I thought we can move the logic ouside of scope of log_sys.mutex to avoid this deadlock in mysql 5.6/5.7

This is the code that I suggest

diff --git a/storage/innobase/mtr/mtr0mtr.cc b/storage/innobase/mtr/mtr0mtr.cc
index bcfba19d5b9..23110d646c7 100644
--- a/storage/innobase/mtr/mtr0mtr.cc
+++ b/storage/innobase/mtr/mtr0mtr.cc
@@ -963,11 +963,26 @@ mtr_t::Command::execute()
                log_flush_order_mutex_enter();
        }

+       lsn_t           lsn;
+       lsn = log->lsn;
+  lsn_t max_modified_age_sync = log->max_modified_age_sync;
+  lsn_t max_checkpoint_age_async = log->max_checkpoint_age_async;
        /* It is now safe to release the log mutex because the
        flush_order mutex will ensure that we are the first one
        to insert into the flush list. */
        log_mutex_exit();

+  // It's time to check whether need to make checkpoint of flush
+       oldest_lsn = buf_pool_get_oldest_modification();
+
+       if (!oldest_lsn
+           || lsn - oldest_lsn > max_modified_age_sync;
+           || checkpoint_age > max_checkpoint_age_async) {
+
+    // need to change check_flush_or_checkpoint to atomic
+               log->check_flush_or_checkpoint = true;
+       }
+
        m_impl->m_mtr->m_commit_lsn = m_end_lsn;

        release_blocks();

Hi Mr. zongzhi,

Our Development department has taken a look at the code and concluded that this is not a problem with versions older than 8.0, since that parallelism was not present in the previous versions.

Not a bug.

can you ask Development department check the analysis I published in this issue..
There is a deadlock in our case indeed..

Hi Mr. zongzhi,

Our Development department has analysed the entire report and did not find a problem with the locks that you are writing about.

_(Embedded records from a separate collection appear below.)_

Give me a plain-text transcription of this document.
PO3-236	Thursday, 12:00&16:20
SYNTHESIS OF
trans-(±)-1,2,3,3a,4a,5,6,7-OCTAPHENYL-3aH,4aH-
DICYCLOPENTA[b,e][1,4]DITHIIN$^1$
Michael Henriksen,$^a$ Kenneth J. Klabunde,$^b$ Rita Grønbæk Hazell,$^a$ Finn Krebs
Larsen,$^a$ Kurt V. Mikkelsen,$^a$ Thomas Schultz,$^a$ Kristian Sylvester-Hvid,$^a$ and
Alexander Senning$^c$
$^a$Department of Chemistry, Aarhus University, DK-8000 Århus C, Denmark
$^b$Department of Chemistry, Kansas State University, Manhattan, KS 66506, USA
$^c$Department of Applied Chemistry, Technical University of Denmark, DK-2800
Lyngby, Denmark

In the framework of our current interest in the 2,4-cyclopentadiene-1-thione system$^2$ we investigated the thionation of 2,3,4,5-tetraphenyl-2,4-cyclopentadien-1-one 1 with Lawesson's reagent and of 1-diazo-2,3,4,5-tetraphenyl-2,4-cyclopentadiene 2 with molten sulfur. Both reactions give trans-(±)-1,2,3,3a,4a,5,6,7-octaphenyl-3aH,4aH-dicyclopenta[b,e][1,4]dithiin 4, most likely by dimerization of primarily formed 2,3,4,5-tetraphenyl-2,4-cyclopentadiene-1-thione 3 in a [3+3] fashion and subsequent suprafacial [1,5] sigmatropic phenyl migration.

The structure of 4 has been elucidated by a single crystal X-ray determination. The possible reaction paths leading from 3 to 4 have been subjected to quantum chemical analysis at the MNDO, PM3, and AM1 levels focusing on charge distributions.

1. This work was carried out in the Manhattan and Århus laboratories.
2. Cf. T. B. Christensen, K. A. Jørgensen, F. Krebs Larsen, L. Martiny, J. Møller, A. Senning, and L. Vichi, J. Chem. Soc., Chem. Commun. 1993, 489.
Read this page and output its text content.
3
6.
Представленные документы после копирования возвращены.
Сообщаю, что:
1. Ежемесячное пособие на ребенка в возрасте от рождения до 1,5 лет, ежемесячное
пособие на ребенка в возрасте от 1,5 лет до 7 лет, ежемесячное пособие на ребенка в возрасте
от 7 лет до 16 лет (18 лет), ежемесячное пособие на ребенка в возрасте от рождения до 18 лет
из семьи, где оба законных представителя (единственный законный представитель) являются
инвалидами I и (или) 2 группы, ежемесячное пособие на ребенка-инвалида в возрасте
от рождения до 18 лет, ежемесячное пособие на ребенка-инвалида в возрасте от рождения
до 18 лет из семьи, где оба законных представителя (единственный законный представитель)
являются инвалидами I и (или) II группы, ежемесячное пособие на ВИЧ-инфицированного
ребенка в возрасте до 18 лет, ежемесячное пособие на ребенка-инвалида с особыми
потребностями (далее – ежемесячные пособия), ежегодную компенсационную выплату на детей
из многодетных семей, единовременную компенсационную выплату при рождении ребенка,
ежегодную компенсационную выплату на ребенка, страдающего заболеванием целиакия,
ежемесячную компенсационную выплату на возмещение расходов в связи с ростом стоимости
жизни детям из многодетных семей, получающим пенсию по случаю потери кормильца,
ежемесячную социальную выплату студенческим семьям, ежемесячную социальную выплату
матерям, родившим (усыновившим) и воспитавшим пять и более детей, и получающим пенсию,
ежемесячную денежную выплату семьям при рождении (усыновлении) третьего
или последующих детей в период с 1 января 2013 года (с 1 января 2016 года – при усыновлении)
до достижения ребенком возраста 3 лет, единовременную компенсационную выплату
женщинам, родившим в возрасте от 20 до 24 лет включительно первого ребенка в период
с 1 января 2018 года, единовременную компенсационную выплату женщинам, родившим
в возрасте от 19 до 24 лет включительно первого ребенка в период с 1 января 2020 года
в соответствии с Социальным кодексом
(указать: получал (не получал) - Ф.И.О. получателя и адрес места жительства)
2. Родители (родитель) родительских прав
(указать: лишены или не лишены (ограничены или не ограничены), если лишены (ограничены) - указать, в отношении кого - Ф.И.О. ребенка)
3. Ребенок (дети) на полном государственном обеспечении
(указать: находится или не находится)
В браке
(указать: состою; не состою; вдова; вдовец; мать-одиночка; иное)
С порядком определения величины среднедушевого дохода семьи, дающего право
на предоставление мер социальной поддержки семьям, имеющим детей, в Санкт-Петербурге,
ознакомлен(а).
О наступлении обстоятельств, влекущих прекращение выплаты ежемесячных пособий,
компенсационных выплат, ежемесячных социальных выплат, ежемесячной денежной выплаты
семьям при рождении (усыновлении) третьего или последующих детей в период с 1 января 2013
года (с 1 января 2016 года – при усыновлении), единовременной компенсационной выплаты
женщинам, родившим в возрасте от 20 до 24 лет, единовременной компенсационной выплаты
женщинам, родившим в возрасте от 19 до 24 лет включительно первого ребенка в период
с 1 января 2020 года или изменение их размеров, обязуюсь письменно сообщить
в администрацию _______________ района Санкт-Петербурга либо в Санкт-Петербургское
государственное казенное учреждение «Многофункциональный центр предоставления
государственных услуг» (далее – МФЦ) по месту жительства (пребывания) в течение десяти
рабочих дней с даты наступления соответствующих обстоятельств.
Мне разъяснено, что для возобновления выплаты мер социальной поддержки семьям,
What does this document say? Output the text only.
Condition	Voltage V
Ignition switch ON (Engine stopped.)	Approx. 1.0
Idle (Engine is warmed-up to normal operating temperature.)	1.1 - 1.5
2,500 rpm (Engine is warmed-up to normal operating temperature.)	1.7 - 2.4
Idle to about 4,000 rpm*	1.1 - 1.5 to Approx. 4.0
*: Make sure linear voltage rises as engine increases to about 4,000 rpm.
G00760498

Hello, I still confuse about the stack..
Can your Development department explain why there is a deadlock in the stack that

Then Dead lock happened, thread 74 hold the log_sys.mutex and wait for flush_list.mutex and thread 81 hold the flush_list.mutex and wait for log_sys.mutex

This is really a dead lock..

Hi,

There is no parallelism in that code in the version 5.6 and 5.7.

Hence, what we would like to see is a fully repetitive test case that leads to the deadlock that you describe ...

It's my mistake..
The user use Percona version mysql, it's version number is 5.6.27-75.0
in upstream version, flushing the page won't hold the flush list mutex.

Hi,

Thank you for your feedback.

Since it is not repeated with our server, we are setting this status to the correct value.